Audiência encaminha melhorias na gestão do trânsito municipal

Audiência encaminha melhorias na gestão do trânsito municipal




Encontro organizado pelo Ministério Público do Pará abordou convênio entre Estado e prefeitura para efetivar municipalização do trânsito.


Carência de agentes de fiscalização, falta de guincho para recolher veículos irregulares e ausência de um local apropriado para armazenar carros e motos apreendidos. Estes são alguns dos problemas enfrentados para efetivar a municipalização do trânsito em Breves, município localizado no arquipélago do Marajó. Possíveis soluções para estas dificuldades foram amplamente debatidas durante audiência pública promovida na manhã desta quarta-feira, pelo Ministério Público do Estado do Pará (MPPA). 



Realizada no auditório da Universidade Federal do Pará – campus Marajó, a audiência foi coordenada pelo promotor de Justiça João Batista de Araújo, titular da Promotoria de Justiça de Breves e autor da iniciativa. Representantes da prefeitura e do governo estadual e estudantes participaram do debate, que contou ainda com a participação do promotor de Justiça Marco Aurélio Nascimento, coordenador do Centro de Apoio Operacional Constitucional do MPPA. 

Durante os debates, o promotor de Justiça João Batista destacou que o trânsito em Breves já é municipalizado há alguns anos, ou seja, é a prefeitura local a responsável pela gestão municipal do trânsito, o que inclui executar atividades de planejamento, operação e fiscalização do trânsito.

Embora esteja em funcionamento a Divisão Municipal de Transporte e Trânsito (DMTRAN), que é vinculada à Secretaria de Obras e Serviços Urbanos (SEOB), a municipalização do trânsito ainda não é plenamente executada na cidade. “O município conta com apenas dois agentes para fiscalizar o cumprimento das leis de trânsito e as motos apreendidas são guardadas dentro de salas da DMTRAN, entre outras inadequações na gestão do trânsito”, explicou o promotor João Batista. 

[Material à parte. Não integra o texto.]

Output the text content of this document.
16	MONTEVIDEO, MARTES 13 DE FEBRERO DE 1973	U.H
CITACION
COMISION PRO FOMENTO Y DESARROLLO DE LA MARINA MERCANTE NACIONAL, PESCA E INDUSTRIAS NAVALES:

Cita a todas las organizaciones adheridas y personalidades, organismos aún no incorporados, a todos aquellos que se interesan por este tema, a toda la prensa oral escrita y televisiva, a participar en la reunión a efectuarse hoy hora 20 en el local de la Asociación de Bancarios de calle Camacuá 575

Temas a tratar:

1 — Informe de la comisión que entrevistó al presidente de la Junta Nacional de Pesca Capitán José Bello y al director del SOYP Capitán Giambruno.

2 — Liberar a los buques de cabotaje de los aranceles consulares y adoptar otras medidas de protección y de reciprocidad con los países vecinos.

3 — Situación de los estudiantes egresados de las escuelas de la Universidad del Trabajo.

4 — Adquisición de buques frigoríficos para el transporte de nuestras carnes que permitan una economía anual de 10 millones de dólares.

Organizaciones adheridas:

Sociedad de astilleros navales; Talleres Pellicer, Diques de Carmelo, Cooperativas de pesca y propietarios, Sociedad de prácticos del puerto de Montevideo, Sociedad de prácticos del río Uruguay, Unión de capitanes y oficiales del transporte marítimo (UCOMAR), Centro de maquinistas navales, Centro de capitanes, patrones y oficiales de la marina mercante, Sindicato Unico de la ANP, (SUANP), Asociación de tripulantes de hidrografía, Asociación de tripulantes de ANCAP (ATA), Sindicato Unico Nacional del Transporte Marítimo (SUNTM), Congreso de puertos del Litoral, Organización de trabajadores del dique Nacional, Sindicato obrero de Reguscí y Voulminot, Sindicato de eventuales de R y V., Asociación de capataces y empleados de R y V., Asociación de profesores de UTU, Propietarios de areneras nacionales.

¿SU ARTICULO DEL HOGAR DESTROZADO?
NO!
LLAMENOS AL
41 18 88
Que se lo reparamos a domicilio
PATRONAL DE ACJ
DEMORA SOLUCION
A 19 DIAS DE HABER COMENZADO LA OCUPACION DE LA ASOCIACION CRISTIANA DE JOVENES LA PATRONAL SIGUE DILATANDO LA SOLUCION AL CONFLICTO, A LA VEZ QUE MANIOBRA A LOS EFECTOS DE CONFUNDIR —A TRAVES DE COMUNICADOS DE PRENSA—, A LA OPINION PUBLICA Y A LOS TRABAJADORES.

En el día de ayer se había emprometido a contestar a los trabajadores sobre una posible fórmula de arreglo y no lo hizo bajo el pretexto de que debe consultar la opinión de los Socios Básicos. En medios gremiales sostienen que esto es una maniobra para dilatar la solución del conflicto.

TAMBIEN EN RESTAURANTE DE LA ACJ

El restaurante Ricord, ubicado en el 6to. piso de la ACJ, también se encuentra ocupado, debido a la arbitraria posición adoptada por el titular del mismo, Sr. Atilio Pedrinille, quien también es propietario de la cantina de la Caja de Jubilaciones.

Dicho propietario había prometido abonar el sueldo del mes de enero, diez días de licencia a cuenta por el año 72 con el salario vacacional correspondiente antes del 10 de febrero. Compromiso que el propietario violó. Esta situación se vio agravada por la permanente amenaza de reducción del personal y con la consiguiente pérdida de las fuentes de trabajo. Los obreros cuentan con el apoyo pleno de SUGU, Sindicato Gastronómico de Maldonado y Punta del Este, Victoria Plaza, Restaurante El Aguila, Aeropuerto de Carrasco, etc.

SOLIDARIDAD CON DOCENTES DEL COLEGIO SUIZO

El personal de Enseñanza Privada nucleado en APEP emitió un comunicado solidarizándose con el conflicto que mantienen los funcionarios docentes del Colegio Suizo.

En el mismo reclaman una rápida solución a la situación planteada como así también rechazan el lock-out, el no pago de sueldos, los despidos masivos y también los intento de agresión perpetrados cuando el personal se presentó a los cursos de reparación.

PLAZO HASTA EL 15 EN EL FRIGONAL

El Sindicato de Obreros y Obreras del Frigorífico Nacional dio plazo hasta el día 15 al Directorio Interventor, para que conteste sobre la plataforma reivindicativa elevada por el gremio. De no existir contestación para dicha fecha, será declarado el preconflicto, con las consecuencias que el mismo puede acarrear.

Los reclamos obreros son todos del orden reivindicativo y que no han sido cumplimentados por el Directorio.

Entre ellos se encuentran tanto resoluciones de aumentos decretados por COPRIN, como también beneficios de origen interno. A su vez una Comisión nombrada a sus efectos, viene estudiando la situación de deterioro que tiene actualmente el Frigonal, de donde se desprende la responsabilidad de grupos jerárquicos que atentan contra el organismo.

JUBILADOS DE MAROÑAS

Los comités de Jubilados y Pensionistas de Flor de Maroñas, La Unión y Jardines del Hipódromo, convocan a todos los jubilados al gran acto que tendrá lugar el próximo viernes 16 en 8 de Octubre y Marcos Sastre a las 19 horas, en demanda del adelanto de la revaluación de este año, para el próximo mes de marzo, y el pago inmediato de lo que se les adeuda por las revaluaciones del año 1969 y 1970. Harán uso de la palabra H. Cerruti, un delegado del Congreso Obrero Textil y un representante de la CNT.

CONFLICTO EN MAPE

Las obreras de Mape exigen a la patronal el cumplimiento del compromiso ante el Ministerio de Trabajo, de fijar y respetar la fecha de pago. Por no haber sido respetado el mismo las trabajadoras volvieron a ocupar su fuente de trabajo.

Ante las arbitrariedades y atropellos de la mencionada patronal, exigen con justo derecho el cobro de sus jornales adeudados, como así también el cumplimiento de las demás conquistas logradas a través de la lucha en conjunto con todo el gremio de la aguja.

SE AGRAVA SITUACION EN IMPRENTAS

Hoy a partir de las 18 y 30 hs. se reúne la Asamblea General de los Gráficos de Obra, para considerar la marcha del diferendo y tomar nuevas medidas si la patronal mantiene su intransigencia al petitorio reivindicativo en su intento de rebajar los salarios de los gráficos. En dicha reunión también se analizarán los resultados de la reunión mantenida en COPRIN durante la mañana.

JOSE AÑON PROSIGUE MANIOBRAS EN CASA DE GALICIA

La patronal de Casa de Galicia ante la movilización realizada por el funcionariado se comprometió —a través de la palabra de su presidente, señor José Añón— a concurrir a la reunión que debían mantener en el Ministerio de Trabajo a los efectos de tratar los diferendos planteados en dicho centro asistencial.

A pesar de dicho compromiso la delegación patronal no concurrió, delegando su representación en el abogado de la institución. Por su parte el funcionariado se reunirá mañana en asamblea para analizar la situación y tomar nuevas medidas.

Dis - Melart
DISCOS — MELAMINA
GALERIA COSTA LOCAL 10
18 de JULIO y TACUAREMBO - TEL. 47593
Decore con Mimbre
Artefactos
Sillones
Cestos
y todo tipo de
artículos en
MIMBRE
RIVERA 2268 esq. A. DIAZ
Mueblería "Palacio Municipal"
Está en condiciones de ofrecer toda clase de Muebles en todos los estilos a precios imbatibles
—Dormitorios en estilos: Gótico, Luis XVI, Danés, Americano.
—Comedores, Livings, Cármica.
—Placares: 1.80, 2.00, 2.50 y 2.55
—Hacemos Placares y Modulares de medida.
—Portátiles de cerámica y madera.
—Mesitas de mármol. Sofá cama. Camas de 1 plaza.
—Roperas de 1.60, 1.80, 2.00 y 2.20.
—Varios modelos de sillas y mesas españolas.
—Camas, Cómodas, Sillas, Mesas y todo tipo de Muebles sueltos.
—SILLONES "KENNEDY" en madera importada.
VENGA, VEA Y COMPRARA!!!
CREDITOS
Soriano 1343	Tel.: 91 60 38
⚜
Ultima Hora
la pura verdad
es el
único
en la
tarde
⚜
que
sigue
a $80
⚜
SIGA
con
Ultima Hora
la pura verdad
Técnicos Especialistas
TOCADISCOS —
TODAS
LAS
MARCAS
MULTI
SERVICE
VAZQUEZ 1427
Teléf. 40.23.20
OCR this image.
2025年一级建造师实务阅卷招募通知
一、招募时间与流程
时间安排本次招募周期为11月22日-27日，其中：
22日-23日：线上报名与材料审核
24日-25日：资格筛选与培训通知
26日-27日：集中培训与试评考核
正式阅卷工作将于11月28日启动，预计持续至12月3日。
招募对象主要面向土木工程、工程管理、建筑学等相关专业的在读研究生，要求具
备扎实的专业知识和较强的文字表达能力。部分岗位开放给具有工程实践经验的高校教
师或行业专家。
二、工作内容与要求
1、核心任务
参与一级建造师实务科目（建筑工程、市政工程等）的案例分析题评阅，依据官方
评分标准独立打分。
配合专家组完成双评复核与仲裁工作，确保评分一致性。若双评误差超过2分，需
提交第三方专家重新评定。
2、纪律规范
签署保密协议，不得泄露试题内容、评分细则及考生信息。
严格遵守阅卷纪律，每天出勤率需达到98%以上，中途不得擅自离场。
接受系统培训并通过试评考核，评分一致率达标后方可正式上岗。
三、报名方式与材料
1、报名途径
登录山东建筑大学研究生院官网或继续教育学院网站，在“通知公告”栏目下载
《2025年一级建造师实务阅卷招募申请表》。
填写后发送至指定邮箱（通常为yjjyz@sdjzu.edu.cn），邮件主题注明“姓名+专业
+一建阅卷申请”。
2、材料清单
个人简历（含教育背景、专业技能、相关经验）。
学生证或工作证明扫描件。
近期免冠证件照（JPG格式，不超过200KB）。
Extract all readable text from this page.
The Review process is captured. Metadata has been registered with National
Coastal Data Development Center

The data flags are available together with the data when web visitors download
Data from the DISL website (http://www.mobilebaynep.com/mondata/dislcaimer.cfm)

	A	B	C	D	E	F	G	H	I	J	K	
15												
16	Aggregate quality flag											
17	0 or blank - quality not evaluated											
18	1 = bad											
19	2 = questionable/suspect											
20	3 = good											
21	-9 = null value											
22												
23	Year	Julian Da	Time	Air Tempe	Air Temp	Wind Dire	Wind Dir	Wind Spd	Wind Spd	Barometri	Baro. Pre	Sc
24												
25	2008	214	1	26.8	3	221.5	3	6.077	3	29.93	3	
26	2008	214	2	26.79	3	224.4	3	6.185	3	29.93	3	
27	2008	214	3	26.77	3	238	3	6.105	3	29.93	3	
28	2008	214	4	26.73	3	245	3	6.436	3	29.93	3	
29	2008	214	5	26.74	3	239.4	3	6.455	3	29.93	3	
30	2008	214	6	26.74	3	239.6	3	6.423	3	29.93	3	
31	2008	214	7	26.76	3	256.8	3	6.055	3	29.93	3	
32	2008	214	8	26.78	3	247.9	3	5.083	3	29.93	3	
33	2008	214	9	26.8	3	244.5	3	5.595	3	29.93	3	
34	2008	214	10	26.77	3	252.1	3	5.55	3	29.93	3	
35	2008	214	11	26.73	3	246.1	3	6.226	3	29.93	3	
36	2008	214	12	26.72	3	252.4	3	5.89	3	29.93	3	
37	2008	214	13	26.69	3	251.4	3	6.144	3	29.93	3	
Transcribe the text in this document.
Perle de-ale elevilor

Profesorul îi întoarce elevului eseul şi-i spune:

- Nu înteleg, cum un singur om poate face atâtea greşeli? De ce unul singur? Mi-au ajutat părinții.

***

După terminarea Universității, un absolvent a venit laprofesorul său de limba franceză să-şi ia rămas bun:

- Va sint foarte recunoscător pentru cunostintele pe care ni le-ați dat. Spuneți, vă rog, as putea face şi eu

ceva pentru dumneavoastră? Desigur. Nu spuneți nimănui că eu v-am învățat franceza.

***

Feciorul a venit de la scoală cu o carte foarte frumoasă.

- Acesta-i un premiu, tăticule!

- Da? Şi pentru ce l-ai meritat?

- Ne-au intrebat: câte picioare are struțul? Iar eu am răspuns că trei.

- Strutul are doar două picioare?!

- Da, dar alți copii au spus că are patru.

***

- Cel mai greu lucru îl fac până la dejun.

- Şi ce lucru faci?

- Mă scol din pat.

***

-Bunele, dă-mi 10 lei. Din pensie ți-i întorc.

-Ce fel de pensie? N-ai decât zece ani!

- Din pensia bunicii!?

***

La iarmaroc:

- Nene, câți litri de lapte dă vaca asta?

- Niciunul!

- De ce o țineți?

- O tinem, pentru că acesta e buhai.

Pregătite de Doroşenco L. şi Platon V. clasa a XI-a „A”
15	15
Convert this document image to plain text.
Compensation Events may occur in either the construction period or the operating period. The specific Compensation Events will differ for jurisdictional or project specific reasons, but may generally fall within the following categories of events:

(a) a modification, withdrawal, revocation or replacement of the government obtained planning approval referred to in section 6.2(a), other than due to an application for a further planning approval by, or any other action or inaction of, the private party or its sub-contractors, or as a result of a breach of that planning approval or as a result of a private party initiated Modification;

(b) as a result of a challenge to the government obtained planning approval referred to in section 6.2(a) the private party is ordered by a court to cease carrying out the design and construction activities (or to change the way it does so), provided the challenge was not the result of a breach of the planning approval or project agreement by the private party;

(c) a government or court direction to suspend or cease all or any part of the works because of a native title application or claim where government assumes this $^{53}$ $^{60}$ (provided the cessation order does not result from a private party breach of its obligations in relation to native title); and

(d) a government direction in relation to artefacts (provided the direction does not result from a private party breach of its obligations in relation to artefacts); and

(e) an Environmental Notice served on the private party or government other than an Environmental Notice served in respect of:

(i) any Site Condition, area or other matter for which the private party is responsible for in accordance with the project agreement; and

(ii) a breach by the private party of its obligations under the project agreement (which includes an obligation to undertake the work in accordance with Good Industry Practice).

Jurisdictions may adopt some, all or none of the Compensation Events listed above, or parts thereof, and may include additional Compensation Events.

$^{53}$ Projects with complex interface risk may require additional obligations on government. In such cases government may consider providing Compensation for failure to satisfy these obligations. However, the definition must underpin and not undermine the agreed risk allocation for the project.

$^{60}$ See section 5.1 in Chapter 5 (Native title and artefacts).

Ele também destacou que o Código Brasileiro de Trânsito (CBT) prevê, no artigo 24, várias obrigações para a efetivação da municipalização do trânsito. “Breves ainda não cumpre vários aspectos da legislação”, completou João Batista. Em razão deste descumprimento, em 2018 o promotor ajuizou uma ação civil pública contra os governos estadual e municipal para garantir o atendimento da lei. Desde então, a cidade experimentou avanços no trânsito.

O promotor Marco Aurélio Nascimento explicou que a municipalização do trânsito deve ser efetivada, sobretudo, para aumentar a segurança de motoristas e pedestres. Ele citou dados mostrando que nas cidades onde o poder público municipal conseguiu efetivamente gerenciar o trânsito, a quantidade de acidentes apresentou queda.

Melhorias

Durante os debates, os participantes da audiência propuseram medidas para solucionar os atuais problemas de municipalização do trânsito. Uma das ideias é a formalização de um convênio entre a prefeitura e o Governo do Estado para que guardas municipais sejam capacitados para apoiar as atividades de operação e fiscalização do trânsito local. 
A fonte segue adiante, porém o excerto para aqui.